The commoditisation of super through legislation will come at a price, Richard Keary says.

The introduction of MySuper could bring some of the constraints of the retail investment industry to the institutional sector, which could result in super members missing out on less liquid, but good performing investments, according to a hedge fund manager.

"I think MySuper is just the institutional version of the way the wholesale business is aggregated up to very basic building blocks," Financial Risk Management (FRM) chief executive Richard Keary said.

"So having seen it not working in the wholesale market, it is not going to work in the institutional market."

Keary argued the focus on fees and simplicity meant investments with quarterly liquidity or less, including emerging market macro funds, would not be incorporated into MySuper portfolios.

 
 

But some of those illiquid investments had better returns than regular equity and bond funds, he said.

"The criticism of MySuper [is] that it does renounce so much that interesting investments just don't find a place," he said.

Keary ran the BT Global Return Fund, previously known as the Rothschild Global Return Fund, until he left the company in 2007.

The fund was based on a portfolio managed by Grosvenor Capital Management, which had quarterly liquidity, but BT offered the fund with monthly liquidity through a bridging mechanism.

"In 2006, it started to have trouble and we had a liability mismatch developing in that fund," Keary said.

But instead of offering investors who wanted to redeem their money a percentage in cash and a percentage as a share in the illiquid part of the portfolio that would be sold off over time, as Grosvenor did, BT decided to terminate the fund.

"Grosvenor had a terrible year in 2008, but it did not close, it continued to grow and they are now bigger then they ever were before," Keary said.

"But someone made the decision that the BT fund couldn't deal with the underlying investment and that liquidation was the right course to take. That to me was a product failure, not an investment failure."

He said those types of product failures were a direct result of the overemphasis on liquidity, and that such a focus would only allow for investments that produced average returns.

But he did not go as far as stating that the introduction of MySuper would lead to more product failures.

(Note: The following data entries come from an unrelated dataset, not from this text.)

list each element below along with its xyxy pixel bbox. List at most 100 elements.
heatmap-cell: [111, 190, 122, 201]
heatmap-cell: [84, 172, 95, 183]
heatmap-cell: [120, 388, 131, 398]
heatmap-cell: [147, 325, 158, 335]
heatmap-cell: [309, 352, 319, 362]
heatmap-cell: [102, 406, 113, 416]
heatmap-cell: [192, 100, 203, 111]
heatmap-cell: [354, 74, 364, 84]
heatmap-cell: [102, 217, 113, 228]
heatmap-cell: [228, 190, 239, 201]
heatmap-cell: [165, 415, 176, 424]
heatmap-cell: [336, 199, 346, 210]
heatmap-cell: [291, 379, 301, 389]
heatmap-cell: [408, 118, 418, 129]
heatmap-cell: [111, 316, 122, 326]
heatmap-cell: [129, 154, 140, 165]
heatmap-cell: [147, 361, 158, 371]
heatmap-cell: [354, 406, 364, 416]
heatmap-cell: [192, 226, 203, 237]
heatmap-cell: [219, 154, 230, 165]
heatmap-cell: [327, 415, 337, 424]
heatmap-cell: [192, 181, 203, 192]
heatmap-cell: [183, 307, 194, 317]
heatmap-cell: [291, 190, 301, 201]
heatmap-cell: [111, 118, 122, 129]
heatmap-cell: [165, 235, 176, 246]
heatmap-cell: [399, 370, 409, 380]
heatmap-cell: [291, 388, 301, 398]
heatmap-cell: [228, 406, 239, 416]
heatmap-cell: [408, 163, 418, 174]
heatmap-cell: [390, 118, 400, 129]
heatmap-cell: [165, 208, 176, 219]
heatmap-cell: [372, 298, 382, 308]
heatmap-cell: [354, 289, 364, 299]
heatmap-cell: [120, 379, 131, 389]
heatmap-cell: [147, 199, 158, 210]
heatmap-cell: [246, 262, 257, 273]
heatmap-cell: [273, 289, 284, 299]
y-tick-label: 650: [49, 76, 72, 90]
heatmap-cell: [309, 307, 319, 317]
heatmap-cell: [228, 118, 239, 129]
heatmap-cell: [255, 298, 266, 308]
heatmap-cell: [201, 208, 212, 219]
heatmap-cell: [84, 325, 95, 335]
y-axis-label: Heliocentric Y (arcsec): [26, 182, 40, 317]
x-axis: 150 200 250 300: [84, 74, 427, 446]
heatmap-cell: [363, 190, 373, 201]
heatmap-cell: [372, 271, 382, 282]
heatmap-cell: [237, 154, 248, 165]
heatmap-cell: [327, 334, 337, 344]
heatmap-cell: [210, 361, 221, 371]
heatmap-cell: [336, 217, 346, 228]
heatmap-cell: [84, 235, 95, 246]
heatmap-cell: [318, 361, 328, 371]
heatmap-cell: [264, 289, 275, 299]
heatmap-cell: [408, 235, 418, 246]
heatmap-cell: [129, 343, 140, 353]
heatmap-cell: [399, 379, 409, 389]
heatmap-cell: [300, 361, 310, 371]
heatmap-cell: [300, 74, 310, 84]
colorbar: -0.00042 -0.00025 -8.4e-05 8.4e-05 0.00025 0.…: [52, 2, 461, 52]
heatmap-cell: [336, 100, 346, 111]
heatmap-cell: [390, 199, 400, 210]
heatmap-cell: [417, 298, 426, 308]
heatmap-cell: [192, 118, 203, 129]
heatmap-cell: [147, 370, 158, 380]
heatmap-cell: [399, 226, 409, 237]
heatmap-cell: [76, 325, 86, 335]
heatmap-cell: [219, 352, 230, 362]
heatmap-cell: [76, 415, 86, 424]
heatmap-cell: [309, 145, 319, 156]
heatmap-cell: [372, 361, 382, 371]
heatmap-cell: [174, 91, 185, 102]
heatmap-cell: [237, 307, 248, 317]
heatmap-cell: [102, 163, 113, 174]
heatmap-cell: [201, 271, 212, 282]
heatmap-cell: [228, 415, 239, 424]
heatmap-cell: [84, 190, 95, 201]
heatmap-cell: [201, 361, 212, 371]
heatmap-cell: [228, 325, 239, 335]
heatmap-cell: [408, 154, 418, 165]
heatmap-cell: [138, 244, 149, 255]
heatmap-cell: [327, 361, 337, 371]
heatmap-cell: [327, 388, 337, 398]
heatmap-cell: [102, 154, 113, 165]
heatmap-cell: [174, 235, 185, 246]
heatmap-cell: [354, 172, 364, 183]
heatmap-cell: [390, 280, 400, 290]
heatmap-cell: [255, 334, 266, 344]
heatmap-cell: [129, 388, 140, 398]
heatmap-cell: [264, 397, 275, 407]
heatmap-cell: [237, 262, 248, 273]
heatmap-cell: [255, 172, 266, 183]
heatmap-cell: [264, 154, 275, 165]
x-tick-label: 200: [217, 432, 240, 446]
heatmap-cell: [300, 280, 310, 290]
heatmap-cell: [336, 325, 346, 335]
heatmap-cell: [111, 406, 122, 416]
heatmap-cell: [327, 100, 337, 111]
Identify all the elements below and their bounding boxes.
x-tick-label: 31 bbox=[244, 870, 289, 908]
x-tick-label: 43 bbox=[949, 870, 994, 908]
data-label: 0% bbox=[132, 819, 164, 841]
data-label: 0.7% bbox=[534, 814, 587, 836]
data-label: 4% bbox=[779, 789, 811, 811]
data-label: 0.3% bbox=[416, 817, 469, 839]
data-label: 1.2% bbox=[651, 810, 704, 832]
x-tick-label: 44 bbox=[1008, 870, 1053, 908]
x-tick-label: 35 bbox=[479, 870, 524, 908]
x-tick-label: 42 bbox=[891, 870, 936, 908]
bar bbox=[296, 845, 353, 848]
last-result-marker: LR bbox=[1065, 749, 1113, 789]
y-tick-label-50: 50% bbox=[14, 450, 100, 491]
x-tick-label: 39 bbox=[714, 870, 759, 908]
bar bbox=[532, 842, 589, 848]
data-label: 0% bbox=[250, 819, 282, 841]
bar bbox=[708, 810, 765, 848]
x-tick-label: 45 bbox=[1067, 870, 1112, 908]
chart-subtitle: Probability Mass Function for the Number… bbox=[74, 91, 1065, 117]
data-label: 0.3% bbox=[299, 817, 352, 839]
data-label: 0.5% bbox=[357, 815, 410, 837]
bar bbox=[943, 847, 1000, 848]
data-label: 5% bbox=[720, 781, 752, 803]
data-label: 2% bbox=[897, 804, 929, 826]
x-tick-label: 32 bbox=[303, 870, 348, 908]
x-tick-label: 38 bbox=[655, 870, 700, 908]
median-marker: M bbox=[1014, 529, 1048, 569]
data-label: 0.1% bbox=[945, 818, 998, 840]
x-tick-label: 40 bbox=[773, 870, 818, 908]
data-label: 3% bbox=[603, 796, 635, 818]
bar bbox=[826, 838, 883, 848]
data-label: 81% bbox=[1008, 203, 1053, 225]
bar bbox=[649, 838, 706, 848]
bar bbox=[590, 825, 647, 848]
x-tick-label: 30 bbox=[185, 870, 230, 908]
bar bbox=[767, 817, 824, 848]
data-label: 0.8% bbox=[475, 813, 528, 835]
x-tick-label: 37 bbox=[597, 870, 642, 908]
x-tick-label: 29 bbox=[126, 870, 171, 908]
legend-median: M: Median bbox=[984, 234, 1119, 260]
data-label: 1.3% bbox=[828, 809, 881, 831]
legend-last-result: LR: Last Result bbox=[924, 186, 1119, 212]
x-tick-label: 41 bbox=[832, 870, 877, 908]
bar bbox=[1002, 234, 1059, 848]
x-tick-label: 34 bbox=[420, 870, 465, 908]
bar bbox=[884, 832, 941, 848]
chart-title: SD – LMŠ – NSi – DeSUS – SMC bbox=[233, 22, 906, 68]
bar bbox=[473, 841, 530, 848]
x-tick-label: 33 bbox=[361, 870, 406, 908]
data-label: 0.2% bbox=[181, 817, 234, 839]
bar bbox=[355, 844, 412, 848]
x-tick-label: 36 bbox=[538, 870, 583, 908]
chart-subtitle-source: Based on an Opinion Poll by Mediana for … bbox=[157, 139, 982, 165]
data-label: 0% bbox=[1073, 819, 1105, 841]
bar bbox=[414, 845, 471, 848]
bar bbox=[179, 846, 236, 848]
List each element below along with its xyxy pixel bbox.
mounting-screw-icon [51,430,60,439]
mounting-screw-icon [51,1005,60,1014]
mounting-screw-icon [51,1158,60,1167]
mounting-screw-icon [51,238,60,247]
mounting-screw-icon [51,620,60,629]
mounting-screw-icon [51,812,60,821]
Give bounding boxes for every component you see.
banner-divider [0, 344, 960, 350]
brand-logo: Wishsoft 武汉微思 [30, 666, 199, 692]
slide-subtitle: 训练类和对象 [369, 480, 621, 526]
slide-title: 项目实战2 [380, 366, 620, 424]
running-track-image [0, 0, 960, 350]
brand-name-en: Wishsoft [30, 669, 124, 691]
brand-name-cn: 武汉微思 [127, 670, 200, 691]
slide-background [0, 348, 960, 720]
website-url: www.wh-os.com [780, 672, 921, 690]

"God, I hope not. [But] the focus on liquidity and fees locks out a lot of other investments," he said.

He said ultimately this development would contribute to driving more high account balances out of the large superannuation funds and into self-managed super funds.

"MySuper will drive the large account balance out of super very quickly," he said.

"A lot of self-managed super funds don't sit on platforms, because platforms constrain their choice."